One of the most immediately important areas is cryptography. Since a quantum computer can take on many states simultaneously, something like factoring large numbers can proceed in parallel, relying on the superposition of particle states to explore many possible outcomes at once.

There is also a tantalizing potential for cross-over between machine learning and quantum computing. Here, the probabilistic nature of neural networks and AI in general seems to lend itself to being modeled at a more fundamental level, and with far greater efficiency, using the hardware capabilities of quantum computers. How powerful would an AI system be if it rested on quantum hardware?

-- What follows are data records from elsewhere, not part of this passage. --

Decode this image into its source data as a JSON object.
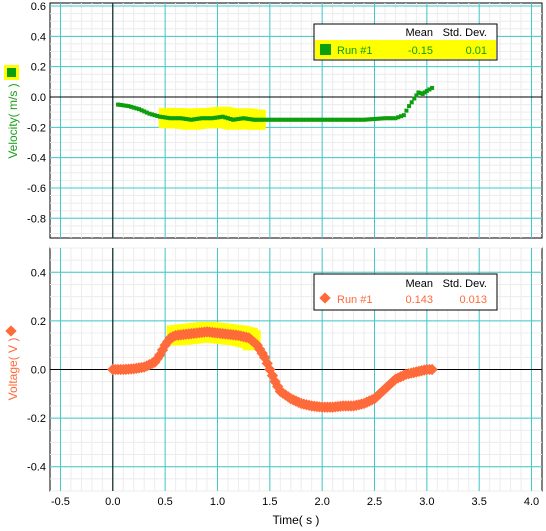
{
  "chart_data": [
    {
      "type": "scatter",
      "xlabel": "Time( s )",
      "ylabel": "Velocity( m/s )",
      "xlim": [
        -0.6,
        4.1
      ],
      "ylim": [
        -0.93,
        0.62
      ],
      "x_ticks": [
        "-0.5",
        "0.0",
        "0.5",
        "1.0",
        "1.5",
        "2.0",
        "2.5",
        "3.0",
        "3.5",
        "4.0"
      ],
      "y_ticks": [
        "0.6",
        "0.4",
        "0.2",
        "0.0",
        "-0.2",
        "-0.4",
        "-0.6",
        "-0.8"
      ],
      "grid": true,
      "series": [
        {
          "name": "Run #1",
          "color": "#0c9e0c",
          "marker": "square",
          "points": [
            [
              0.05,
              -0.05
            ],
            [
              0.15,
              -0.06
            ],
            [
              0.25,
              -0.08
            ],
            [
              0.35,
              -0.11
            ],
            [
              0.45,
              -0.13
            ],
            [
              0.55,
              -0.14
            ],
            [
              0.65,
              -0.14
            ],
            [
              0.75,
              -0.15
            ],
            [
              0.85,
              -0.14
            ],
            [
              0.95,
              -0.14
            ],
            [
              1.05,
              -0.13
            ],
            [
              1.15,
              -0.15
            ],
            [
              1.25,
              -0.14
            ],
            [
              1.35,
              -0.15
            ],
            [
              1.45,
              -0.15
            ],
            [
              1.6,
              -0.15
            ],
            [
              1.8,
              -0.15
            ],
            [
              2.0,
              -0.15
            ],
            [
              2.2,
              -0.15
            ],
            [
              2.4,
              -0.15
            ],
            [
              2.6,
              -0.14
            ],
            [
              2.7,
              -0.14
            ],
            [
              2.78,
              -0.12
            ],
            [
              2.83,
              -0.06
            ],
            [
              2.88,
              -0.01
            ],
            [
              2.92,
              0.03
            ],
            [
              2.96,
              0.02
            ],
            [
              3.0,
              0.04
            ],
            [
              3.05,
              0.06
            ]
          ],
          "highlight_x": [
            0.52,
            1.38
          ]
        }
      ],
      "legend": {
        "placement": "top-right",
        "headers": [
          "Mean",
          "Std. Dev."
        ],
        "rows": [
          {
            "label": "Run #1",
            "mean": "-0.15",
            "std": "0.01"
          }
        ]
      }
    },
    {
      "type": "scatter",
      "xlabel": "Time( s )",
      "ylabel": "Voltage( V )",
      "xlim": [
        -0.6,
        4.1
      ],
      "ylim": [
        -0.5,
        0.5
      ],
      "x_ticks": [
        "-0.5",
        "0.0",
        "0.5",
        "1.0",
        "1.5",
        "2.0",
        "2.5",
        "3.0",
        "3.5",
        "4.0"
      ],
      "y_ticks": [
        "0.4",
        "0.2",
        "0.0",
        "-0.2",
        "-0.4"
      ],
      "grid": true,
      "series": [
        {
          "name": "Run #1",
          "color": "#ff6a3a",
          "marker": "diamond",
          "points": [
            [
              0.0,
              0.0
            ],
            [
              0.1,
              0.0
            ],
            [
              0.2,
              0.003
            ],
            [
              0.3,
              0.01
            ],
            [
              0.4,
              0.03
            ],
            [
              0.45,
              0.06
            ],
            [
              0.5,
              0.1
            ],
            [
              0.55,
              0.13
            ],
            [
              0.6,
              0.14
            ],
            [
              0.7,
              0.145
            ],
            [
              0.8,
              0.15
            ],
            [
              0.9,
              0.155
            ],
            [
              1.0,
              0.15
            ],
            [
              1.1,
              0.145
            ],
            [
              1.2,
              0.14
            ],
            [
              1.3,
              0.13
            ],
            [
              1.38,
              0.1
            ],
            [
              1.45,
              0.05
            ],
            [
              1.5,
              0.0
            ],
            [
              1.55,
              -0.05
            ],
            [
              1.6,
              -0.09
            ],
            [
              1.7,
              -0.12
            ],
            [
              1.8,
              -0.14
            ],
            [
              1.9,
              -0.15
            ],
            [
              2.0,
              -0.155
            ],
            [
              2.1,
              -0.155
            ],
            [
              2.2,
              -0.15
            ],
            [
              2.3,
              -0.15
            ],
            [
              2.4,
              -0.14
            ],
            [
              2.5,
              -0.12
            ],
            [
              2.6,
              -0.08
            ],
            [
              2.7,
              -0.04
            ],
            [
              2.8,
              -0.02
            ],
            [
              2.9,
              -0.01
            ],
            [
              3.0,
              0.0
            ],
            [
              3.05,
              0.0
            ]
          ],
          "highlight_x": [
            0.6,
            1.35
          ]
        }
      ],
      "legend": {
        "placement": "top-right",
        "headers": [
          "Mean",
          "Std. Dev."
        ],
        "rows": [
          {
            "label": "Run #1",
            "mean": "0.143",
            "std": "0.013"
          }
        ]
      }
    }
  ],
  "colors": {
    "grid_major": "#40c8c8",
    "grid_minor": "#ececec",
    "highlight": "#ffff00"
  },
  "icons": [
    "velocity-axis-marker-icon",
    "voltage-axis-marker-icon"
  ]
}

Another area is the development of alternative energy sources, including fusion. Using matter itself to model reality opens up possibilities we can’t yet fully predict. Drug discovery and material design are also areas of interest for quantum calculations. At the hardware level, quantum systems allow us to use matter itself to model the complexity of designing useful matter.

These and other exciting developments, especially in error correction, seem to indicate quantum computing’s time is finally coming. But there’s a huge amount of work still to be done to move towards usable systems—and then there will be even more work to make it all practical for everyday users. What we will likely see is the emergence of hybrid computing models, where cloud systems rent quantum computing resources that contribute their unique powers to the overall system.

The quantum disruption is coming

To understand where we are in this tale, consider Google’s recently announced breakthrough with the Willow chip. The critical takeaway here is that engineers have successfully built a quantum system that reduces errors as the number of qubits are scaled up. Error checking is essential in all computer systems but it’s especially so in quantum systems, where decoherence is always nipping at particles, threatening to cause them to lose their entanglement by interaction with the macro environment.

It’s also important to note that Willow scaled up to an array of 7×7 physical qubits. That’s still a pretty modest size, even though it does open up impressive capabilities. There will come a moment when quantum computing makes the leap from experimental projects to being a useful computing resource. It probably won’t be 2025, but the quantum disruption is coming. It is such an exploratory area of research that it’s hard to predict its impact.

On the philosophical side, you might wonder what quantum says about the nature of reality. Not only do quantum experiments point to something entirely different from causation as we know it, but it’s possible to build machines that utilize this characteristic. A quantum computer essentially takes an object while it’s in an unknown condition (framed by probabilities) and proposes a question to it. We then decipher the question to back to its known state, where it’s possible to derive useful data from that “trip into the unknown.”

Quantum hasn’t fully arrived, but there’s every reason to believe it’s coming. Technologists should keep an eye on the quantum space. Watch for where and when the quantum industry makes itself felt in the areas you are engaged with. Be ready to leap when it comes.